Washington is making a bad investment with proposed legislation providing tax credits to financially-struggling nuclear power plants, a coalition of anti-nuclear groups told members of Congress in a letter last week.
Proposed bailouts for nuclear plants, which includes around $6 billion in the Joe Biden administration’s trillion-dollar infrastructure bill, “misdirects resources while perpetuating climate injustice,” said the group of anti-nukers led by the Nuclear Information and Research Service in a letter to congressional leaders dated Aug. 23.
“Providing billions of dollars in subsidies to nuclear power will only put short-sighted economic interests ahead of human lives, racial justice, the health of our environment, safe drinking water, and a thriving, equitable economy,” the letter said.
If Biden’s infrastructure bill — which is through the Senate and is scheduled for a vote in the House in late September — became law, Congress would direct the Department of Energy to “establish a process” to auction off tax credits to nuclear plants that post a net operating loss.

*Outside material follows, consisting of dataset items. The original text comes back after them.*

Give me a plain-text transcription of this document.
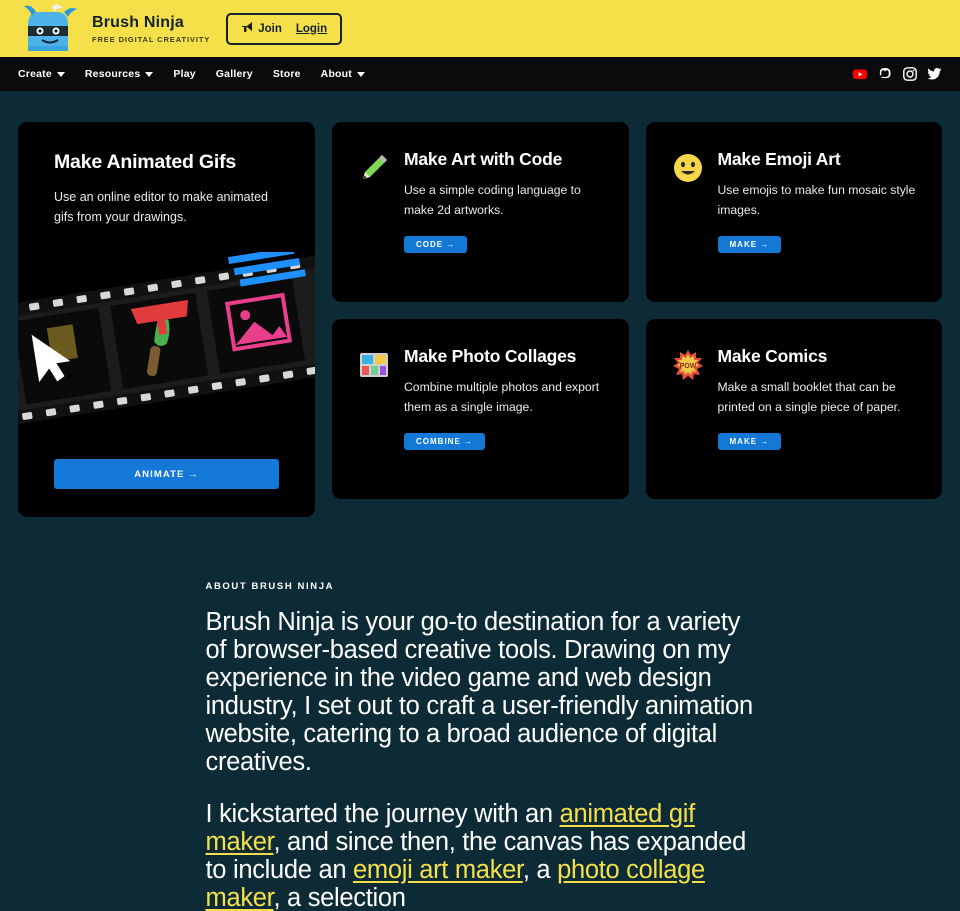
Brush Ninja
FREE DIGITAL CREATIVITY
Join Login
Create	Resources	Play Gallery Store About
Make Animated Gifs
Use an online editor to make animated gifs from your drawings.
ANIMATE →
Make Art with Code
Use a simple coding language to make 2d artworks.
CODE →
Make Emoji Art
Use emojis to make fun mosaic style images.
MAKE →
Make Photo Collages
Combine multiple photos and export them as a single image.
COMBINE →
POW
Make Comics
Make a small booklet that can be printed on a single piece of paper.
MAKE →
ABOUT BRUSH NINJA

Brush Ninja is your go-to destination for a variety of browser-based creative tools. Drawing on my experience in the video game and web design industry, I set out to craft a user-friendly animation website, catering to a broad audience of digital creatives.

I kickstarted the journey with an animated gif maker, and since then, the canvas has expanded to include an emoji art maker, a photo collage maker, a selection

The infrastructure plan “does not consider states’ renewable energy and energy efficiency targets and programs, with which these subsidies could interfere,” the Aug. 23 letter said. Neither that infrastructure bill nor the $3.5 trillion partisan budget Congress is working on “plans for how to phase out and replace uneconomical nuclear reactors with renewable energy sources by the time their respective programs expire,” the letter said.
Instead of spending money on nuclear subsidies, the letter said, the federal government should invest in renewable energy technologies.
Regardless of whether Congress goes ahead with the proposed bailouts, it won’t stop the march of plant closures slated for the remainder of the year.
Exelon announced Aug. 4 that it will close Illinois’s Byron and Dresden nuclear plants in the fall after its own bailout negotiations with the state legislature failed. The Palisades plant in Michigan is next on the chopping block in early 2022.